When I walked into Schuylkill Health—a two-hospital system in a small, rural community—early last year, their story was similar to those of many of the community hospitals we work with: rapidly declining margins, fear of closure, and a disenfranchised medical staff. And a strained relationship between management and the Board of Directors was making it even more difficult to overcome these hurdles.
After the Board decided to bring in Marc Lory as Interim CEO, the relationship began to improve—something both parties attribute to helping Schuylkill Health implement and realize $17 million worth of improvements.
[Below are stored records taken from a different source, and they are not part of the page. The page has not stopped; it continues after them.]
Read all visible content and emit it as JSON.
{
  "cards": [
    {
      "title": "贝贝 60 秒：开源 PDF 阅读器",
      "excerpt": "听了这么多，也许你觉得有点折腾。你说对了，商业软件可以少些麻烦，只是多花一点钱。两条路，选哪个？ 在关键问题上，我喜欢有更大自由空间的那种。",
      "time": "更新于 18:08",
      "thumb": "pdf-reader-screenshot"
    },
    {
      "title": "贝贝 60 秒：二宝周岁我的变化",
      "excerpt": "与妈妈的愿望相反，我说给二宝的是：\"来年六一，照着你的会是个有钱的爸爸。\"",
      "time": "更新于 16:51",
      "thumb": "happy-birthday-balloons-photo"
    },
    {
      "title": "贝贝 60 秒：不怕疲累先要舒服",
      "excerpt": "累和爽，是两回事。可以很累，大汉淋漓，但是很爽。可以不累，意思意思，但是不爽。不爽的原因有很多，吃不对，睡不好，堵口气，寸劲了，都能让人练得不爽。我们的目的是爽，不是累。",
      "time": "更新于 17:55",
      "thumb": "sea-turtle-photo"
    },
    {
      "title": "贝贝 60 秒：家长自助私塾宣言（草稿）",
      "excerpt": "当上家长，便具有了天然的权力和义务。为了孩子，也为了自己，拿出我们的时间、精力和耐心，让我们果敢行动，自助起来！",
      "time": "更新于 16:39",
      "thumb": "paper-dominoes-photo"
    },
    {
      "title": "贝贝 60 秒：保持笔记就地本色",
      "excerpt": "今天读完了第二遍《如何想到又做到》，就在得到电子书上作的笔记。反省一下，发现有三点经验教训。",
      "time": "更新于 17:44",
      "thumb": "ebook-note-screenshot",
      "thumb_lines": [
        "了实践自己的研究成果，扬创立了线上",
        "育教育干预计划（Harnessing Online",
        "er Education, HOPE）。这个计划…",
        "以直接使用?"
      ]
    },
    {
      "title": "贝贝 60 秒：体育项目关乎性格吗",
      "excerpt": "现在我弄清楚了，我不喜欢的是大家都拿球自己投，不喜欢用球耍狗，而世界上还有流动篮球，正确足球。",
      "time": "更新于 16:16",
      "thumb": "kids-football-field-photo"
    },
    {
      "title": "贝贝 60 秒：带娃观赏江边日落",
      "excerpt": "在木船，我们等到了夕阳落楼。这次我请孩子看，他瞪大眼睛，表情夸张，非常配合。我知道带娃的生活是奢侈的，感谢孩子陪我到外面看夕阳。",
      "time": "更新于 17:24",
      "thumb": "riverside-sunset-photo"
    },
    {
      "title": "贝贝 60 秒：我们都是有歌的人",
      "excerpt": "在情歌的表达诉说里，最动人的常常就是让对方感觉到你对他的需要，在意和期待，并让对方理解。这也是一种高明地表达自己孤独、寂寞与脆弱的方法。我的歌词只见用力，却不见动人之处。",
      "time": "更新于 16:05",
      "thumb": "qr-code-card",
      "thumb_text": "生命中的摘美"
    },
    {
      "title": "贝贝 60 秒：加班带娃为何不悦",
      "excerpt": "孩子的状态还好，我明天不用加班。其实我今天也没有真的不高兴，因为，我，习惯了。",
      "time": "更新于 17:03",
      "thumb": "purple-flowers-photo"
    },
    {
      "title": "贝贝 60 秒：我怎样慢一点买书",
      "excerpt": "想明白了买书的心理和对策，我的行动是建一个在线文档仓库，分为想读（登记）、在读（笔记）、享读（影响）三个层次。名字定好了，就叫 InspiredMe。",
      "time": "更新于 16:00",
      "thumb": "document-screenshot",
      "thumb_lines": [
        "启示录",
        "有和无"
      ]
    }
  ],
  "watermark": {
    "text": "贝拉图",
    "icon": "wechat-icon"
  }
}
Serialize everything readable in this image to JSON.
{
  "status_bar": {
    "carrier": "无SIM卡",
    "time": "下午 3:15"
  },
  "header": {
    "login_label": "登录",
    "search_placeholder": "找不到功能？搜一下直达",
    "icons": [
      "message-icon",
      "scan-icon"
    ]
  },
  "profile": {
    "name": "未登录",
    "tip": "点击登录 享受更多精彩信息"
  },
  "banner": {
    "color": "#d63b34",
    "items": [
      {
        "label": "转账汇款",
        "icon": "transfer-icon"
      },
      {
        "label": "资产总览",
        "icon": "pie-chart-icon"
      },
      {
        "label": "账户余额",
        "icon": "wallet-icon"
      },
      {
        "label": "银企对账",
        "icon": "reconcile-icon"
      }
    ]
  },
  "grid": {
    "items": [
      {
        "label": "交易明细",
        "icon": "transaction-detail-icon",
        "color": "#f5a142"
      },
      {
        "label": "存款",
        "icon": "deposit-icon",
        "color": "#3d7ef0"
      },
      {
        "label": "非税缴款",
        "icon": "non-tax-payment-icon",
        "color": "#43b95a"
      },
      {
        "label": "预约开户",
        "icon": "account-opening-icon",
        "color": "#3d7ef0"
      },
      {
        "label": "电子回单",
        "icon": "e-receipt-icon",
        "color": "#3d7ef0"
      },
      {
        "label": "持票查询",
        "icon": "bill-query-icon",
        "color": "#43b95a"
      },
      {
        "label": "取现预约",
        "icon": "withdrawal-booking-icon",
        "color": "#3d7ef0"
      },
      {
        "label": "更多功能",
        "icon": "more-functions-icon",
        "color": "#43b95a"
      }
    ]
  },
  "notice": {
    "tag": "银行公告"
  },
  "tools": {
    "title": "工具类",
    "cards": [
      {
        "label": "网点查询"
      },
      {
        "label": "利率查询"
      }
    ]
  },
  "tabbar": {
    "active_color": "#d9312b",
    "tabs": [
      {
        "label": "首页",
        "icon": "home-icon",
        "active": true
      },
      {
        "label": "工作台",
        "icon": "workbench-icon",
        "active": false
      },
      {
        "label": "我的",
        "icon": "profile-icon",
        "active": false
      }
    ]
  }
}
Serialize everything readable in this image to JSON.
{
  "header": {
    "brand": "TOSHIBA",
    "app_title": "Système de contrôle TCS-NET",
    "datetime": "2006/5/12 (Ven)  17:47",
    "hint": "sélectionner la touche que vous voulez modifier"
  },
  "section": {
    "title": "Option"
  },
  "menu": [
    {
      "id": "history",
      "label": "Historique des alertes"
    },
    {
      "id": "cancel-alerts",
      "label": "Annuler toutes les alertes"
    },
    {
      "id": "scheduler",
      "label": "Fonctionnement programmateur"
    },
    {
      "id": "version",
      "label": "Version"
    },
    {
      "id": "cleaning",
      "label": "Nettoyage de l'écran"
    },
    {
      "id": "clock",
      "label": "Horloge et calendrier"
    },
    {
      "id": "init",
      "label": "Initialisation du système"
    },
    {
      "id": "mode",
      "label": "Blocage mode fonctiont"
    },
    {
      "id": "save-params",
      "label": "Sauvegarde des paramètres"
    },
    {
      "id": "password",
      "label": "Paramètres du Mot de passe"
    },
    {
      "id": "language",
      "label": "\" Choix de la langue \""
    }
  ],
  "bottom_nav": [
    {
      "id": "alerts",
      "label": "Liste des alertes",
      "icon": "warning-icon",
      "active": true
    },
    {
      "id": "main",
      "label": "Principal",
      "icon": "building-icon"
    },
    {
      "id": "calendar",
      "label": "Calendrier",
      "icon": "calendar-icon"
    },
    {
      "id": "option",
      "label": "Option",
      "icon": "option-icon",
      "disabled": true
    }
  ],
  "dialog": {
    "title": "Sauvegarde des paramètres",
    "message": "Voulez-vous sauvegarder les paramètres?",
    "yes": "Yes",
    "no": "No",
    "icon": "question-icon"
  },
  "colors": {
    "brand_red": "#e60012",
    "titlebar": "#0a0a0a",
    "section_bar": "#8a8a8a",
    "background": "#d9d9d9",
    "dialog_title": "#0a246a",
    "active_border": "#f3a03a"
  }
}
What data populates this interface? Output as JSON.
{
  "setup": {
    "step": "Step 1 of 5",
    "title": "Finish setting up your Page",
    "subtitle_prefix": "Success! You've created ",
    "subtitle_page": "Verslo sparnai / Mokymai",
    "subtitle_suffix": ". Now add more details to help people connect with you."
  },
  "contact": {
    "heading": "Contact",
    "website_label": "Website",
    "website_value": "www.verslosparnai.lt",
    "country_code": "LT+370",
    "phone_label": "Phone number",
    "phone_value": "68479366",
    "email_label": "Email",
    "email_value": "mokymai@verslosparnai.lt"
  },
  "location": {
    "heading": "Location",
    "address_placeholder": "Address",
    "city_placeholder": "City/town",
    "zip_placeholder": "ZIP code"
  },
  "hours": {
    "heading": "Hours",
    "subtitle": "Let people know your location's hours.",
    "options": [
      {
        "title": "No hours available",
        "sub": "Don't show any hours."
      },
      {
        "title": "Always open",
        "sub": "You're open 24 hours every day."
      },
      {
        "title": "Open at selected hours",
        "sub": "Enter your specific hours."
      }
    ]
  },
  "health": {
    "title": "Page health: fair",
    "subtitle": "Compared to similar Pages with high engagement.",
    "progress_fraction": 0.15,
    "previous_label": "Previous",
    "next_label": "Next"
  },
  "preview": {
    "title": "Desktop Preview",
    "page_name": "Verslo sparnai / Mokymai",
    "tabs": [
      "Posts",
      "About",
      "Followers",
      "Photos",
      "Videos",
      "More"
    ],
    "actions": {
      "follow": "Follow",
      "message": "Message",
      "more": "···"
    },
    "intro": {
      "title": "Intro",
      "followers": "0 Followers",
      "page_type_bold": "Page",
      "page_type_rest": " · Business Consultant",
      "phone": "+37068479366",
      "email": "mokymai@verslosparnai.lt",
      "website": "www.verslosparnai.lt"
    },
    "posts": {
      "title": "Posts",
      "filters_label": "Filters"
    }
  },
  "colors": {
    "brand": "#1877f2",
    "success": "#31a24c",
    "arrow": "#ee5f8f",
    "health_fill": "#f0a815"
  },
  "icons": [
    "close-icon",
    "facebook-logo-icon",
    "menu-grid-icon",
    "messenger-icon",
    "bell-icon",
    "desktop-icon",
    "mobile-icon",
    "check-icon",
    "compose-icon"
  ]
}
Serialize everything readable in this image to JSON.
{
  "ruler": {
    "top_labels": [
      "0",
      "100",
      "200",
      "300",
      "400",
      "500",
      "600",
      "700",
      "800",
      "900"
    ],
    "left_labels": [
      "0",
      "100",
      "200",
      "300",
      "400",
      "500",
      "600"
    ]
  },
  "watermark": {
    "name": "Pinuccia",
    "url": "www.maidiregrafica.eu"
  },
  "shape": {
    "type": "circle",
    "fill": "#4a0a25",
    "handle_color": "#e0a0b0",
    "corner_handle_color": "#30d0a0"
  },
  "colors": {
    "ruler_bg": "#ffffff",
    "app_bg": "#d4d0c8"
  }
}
I sat down with Marc and Tony Baran, Chairman of the Board, to discuss what aspects of the management-Board relationship proved vital to their success.
John Johnston: Tony, can you give me a little background on how you became involved on the Board of Directors for Schuylkill Health?
Tony Baran: Sure, I first joined the Board of Trustees at Good Samaritan Hospital by way of its Foundation. Then in 2008, I served on the committee that helped Good Samaritan negotiate the terms to merge with another local hospital and create Schuylkill Health. Three years later, I was elected Chairman of the Board.
JJ: You’re a business leader in the community; what is your motivation for being a hospital Board member?
Tony Baran: For me, I’ve lived in Schuylkill County my whole life. As a resident and businessman, I want what is best for the community—which is why I serve on the Board. Something that I think is often overlooked by management, though, is that I and many other Board members are not experts in health care. We read up on the industry as much as we can, but we need management to guide us sometimes on how we can best support them.
Marc Lory: You know, John, I completely agree with Tony. In my years managing various hospitals, one of the most valuable lessons I’ve learned is to engage the Board at every level. Whether it’s updating them on physician productivity, financials, the status of initiatives, or anything else, they want to hear it. This level of transparency earns the Board’s trust, and allows them to learn the business so they can be your partner in steering the organization.
JJ: Marc, having learned that lesson, what did you see as the most important thing to do right off the bat?
ML: I immediately made sure that I met with the chairman and vice chairman of the Board on a weekly basis to discuss everything from margins, performance, productivity, and beyond. The Board was encouraged to ask more questions, and seek more answers. And most importantly, we educated the Board on good governance and the kinds of questions they should be asking on a regular basis.
We also developed a Board-level Professional Care Committee to oversee quality performance, HCAHPS scores, publicly reported data, and medical staff credentialing.
TB: I’ll chime in here as well to say that having updates on our progress was absolutely instrumental to our success. When Marc joined us, we had so many different initiatives going on—redistributing labor, doing a better job in the revenue cycle, and looking at strategies to quickly increase revenue. With regular meetings between management and the Board, we’re finally able to give our opinions, know they’re heard, and get real feedback. Decision-making is now a team effort, with involvement at all levels of management.
JJ: So, is it fair to say that the onus is on management to communicate and engage the Board?
ML: Absolutely, and the CEO should take the lead. And as important as it is for the CEO to engage the Board, it’s just as important to engage the medical staff. When I started at Schuylkill Health, I developed a physician advisory group as an immediate way to show medical staff they would be an integral part of the organizational transition. As a result, the cultural change here has been astounding.